The First Thanksgiving Proclamation by President Abraham Lincoln
"The year that is drawing towards its close, has been filled with the blessings of fruitful fields and healthful skies. To these bounties, which are so constantly enjoyed that we are prone to forget the source from which they come, others have been added, which are of so extraordinary a nature, that they cannot fail to penetrate and soften even the heart which is habitually insensible to the ever watchful providence of Almighty God.
In the midst of a civil war of unequalled magnitude and severity, which has sometimes seemed to foreign States to invite and to provoke their aggression, peace has been preserved with all nations, order has been maintained, the laws have been respected and obeyed, and harmony has prevailed everywhere except in the theatre of military conflict; while that theatre has been greatly contracted by the advancing armies and navies of the Union. Needful diversions of wealth and of strength from the fields of peaceful industry to the national defense, have not arrested the plough, the shuttle, or the ship; the axe had enlarged the borders of our settlements, and the mines, as well of iron and coal as of the precious metals, have yielded even more abundantly than heretofore. Population has steadily increased, notwithstanding the waste that has been made in the camp, the siege and the battle-field; and the country, rejoicing in the consciousness of augmented strength and vigor, is permitted to expect continuance of years with large increase of freedom... read full proclamation
Editor's note: Many Americans are familiar with the mythic origins of Thanksgiving as a harvest celebration the Pilgrims shared with their new Native American neighbors.

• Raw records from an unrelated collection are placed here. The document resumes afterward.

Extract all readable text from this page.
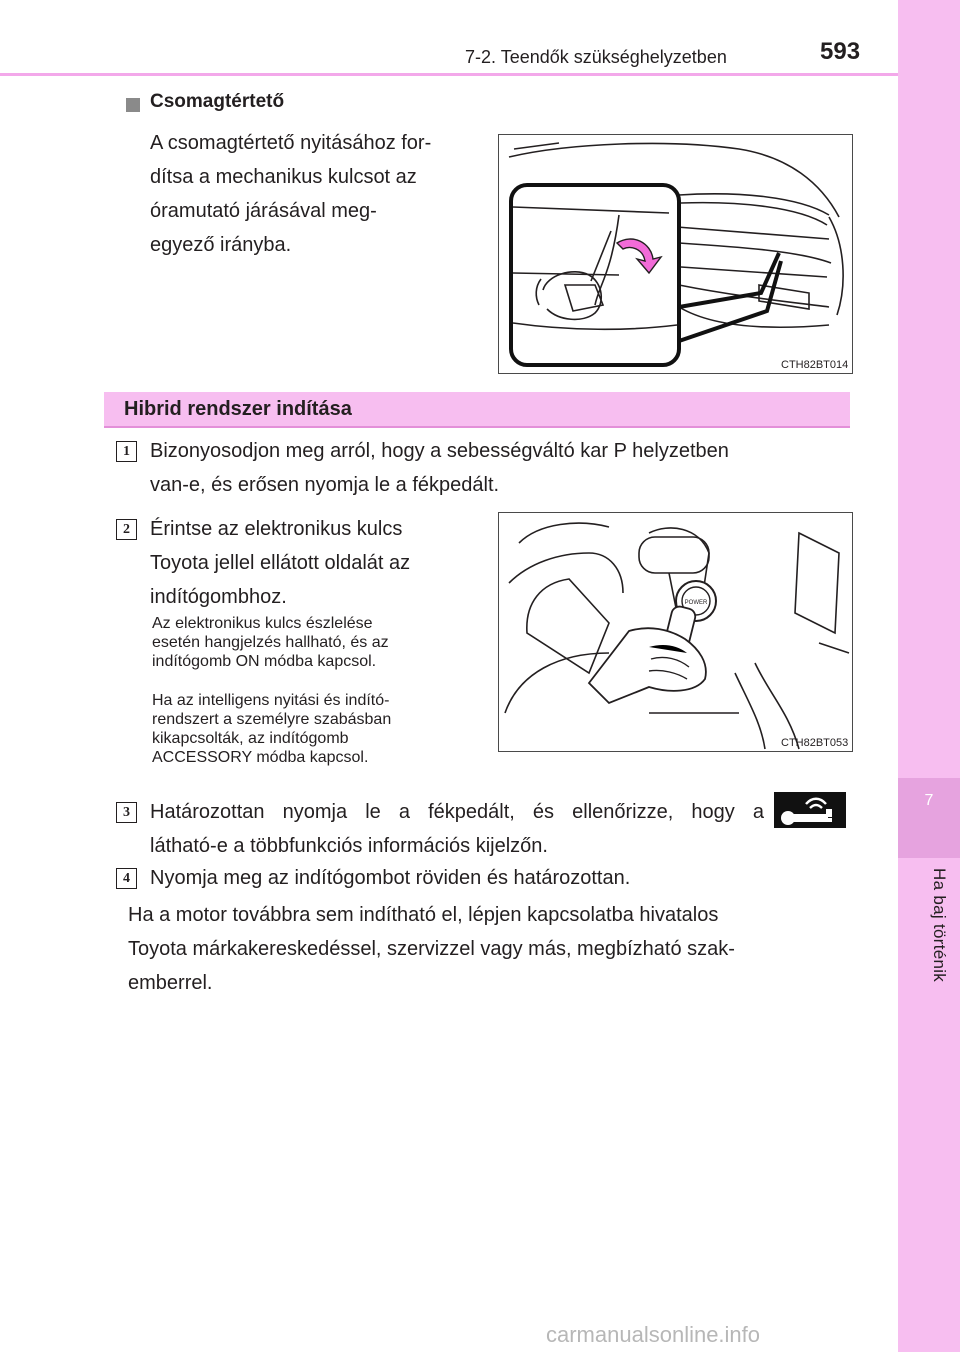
7-2. Teendők szükséghelyzetben	593
7
Ha baj történik
Csomagtértető
A csomagtértető nyitásához for-
dítsa a mechanikus kulcsot az
óramutató járásával meg-
egyező irányba.
CTH82BT014
Hibrid rendszer indítása
1	Bizonyosodjon meg arról, hogy a sebességváltó kar P helyzetben
van-e, és erősen nyomja le a fékpedált.
2	Érintse az elektronikus kulcs
Toyota jellel ellátott oldalát az
indítógombhoz.
Az elektronikus kulcs észlelése
esetén hangjelzés hallható, és az
indítógomb ON módba kapcsol.
Ha az intelligens nyitási és indító-
rendszert a személyre szabásban
kikapcsolták, az indítógomb
ACCESSORY módba kapcsol.
POWER
CTH82BT053
3	Határozottan nyomja le a fékpedált, és ellenőrizze, hogy a
látható-e a többfunkciós információs kijelzőn.
4	Nyomja meg az indítógombot röviden és határozottan.
Ha a motor továbbra sem indítható el, lépjen kapcsolatba hivatalos
Toyota márkakereskedéssel, szervizzel vagy más, megbízható szak-
emberrel.
carmanualsonline.info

However, fewer people know that Thanksgiving has been formally celebrated only since 1863, when it was created by proclamation of President Abraham Lincoln. In 1863, America was in the midst of an unprecedented and uncertain struggle for its very existence. Yet Lincoln believed that Americans still had much to be thankful for, and foresaw a period of renewed peace and prosperity. Our nation faces new challenges today, but we face them with an unshakable courage inherited from our forefathers. The proclamation is explicitly religious--yet it still speaks to those of all religions, or no religion. It speaks to all who have something to be thankful for. It speaks to all of us. Happy Thanksgiving.